“我他妈抽你啊。”祁山吐出一口烟,“他让我给他当保姆。”
江樊一听更乐了,坐到祁山身边搭在他肩膀上:“他眼神不好吧。”
祁山斜他一眼:“怎么说?”
“你看着也不像贤妻良母型的啊,保姆,哈哈哈,找你当保镖还差不多。”
祁山:“……”
江樊这张嘴是真贱。
“要不你就为了拳馆哦不,为了兄弟我委屈委屈呗。”
“你真不怕我大嘴巴抽你。”
“男大不中留,你说人家指名要你,我也不敢不给啊。”江樊揶揄道。
“嘶,你臭来劲是吧。”祁山把烟摁熄在烟灰缸里,勾着江樊的脖子用力,皮笑肉不笑地说,“好久没练练了,走,让我看看你现在的身手。”
“唉唉唉……”江樊抓着沙发讨饶,“不贫了不贫了,说正事儿,你说他会不会投诉啊?”
祁山松了手:“这事儿我看着办吧。”
江樊拇指摩挲着下巴,视线飘向对面前台的邓悦身上,一拍桌子,说:“要不让邓悦去”
“不行!”祁山几乎是下意识反对,他甚至连江樊想要说什么都不知道。
江樊:“……”
空气顿时安静,江樊瞅了祁山一眼,祁山也觉得自己刚才的反应有点过激了。
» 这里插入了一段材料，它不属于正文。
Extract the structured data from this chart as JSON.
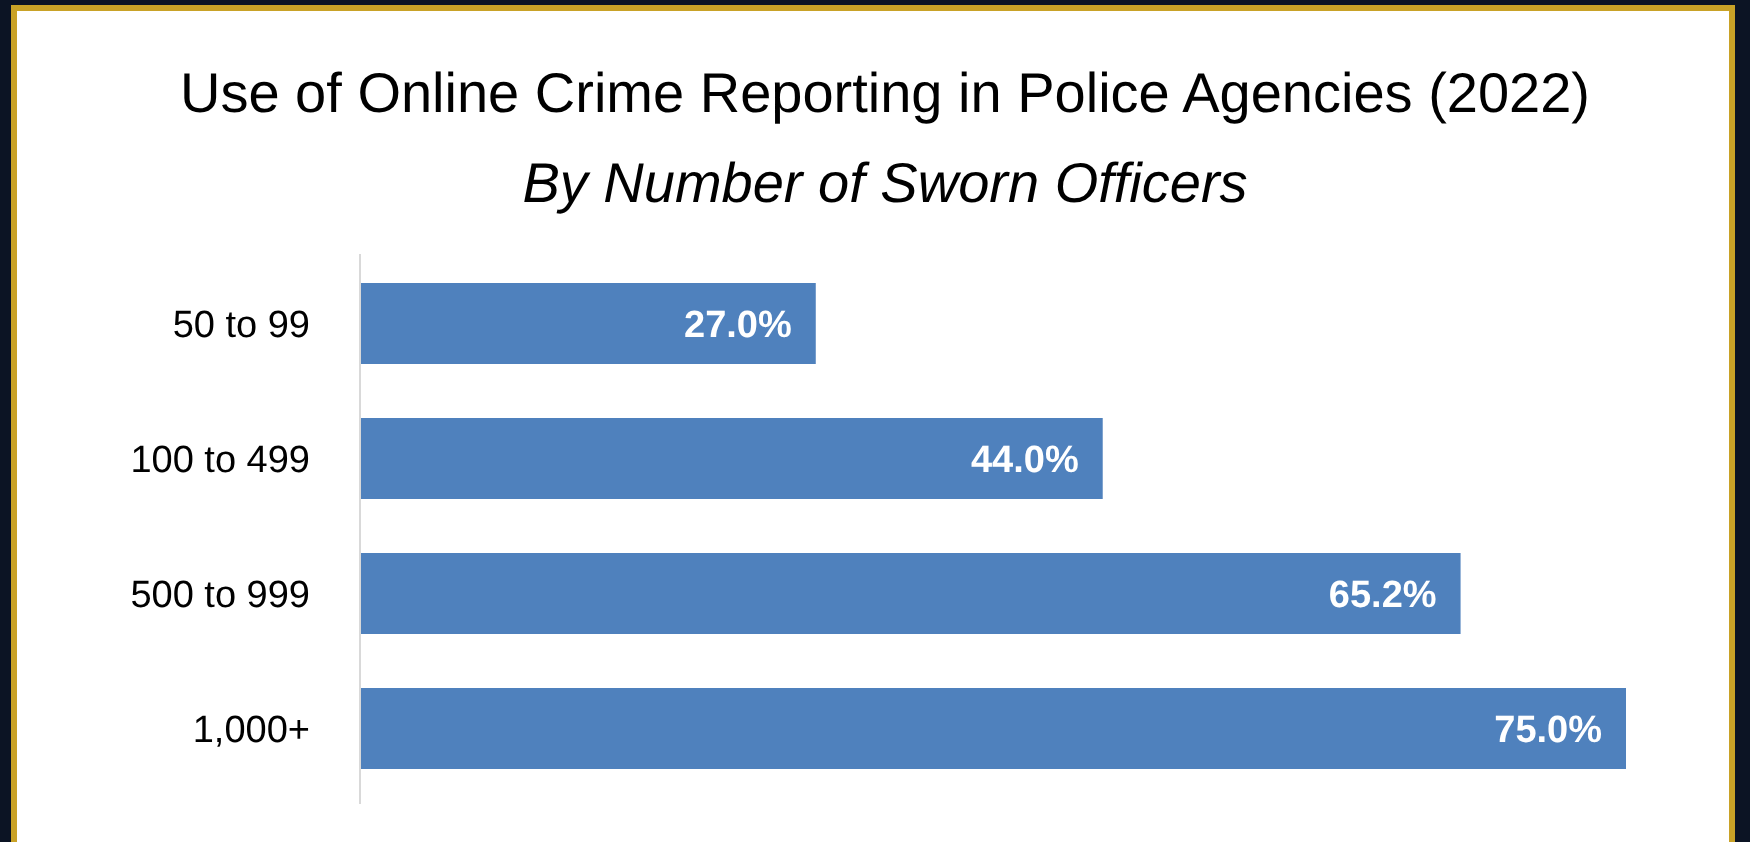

可他一听要邓悦去,心里就一股无名火,就想起来那天邓悦说方雁鸣温柔体贴。他忍不住想方雁鸣这人,表面上装作正人君子,实际上心里精明得很,像邓悦那种小丫头,能是他的对手吗?
“男女有别,邓悦去能方便吗?!”祁山冷冰冰道。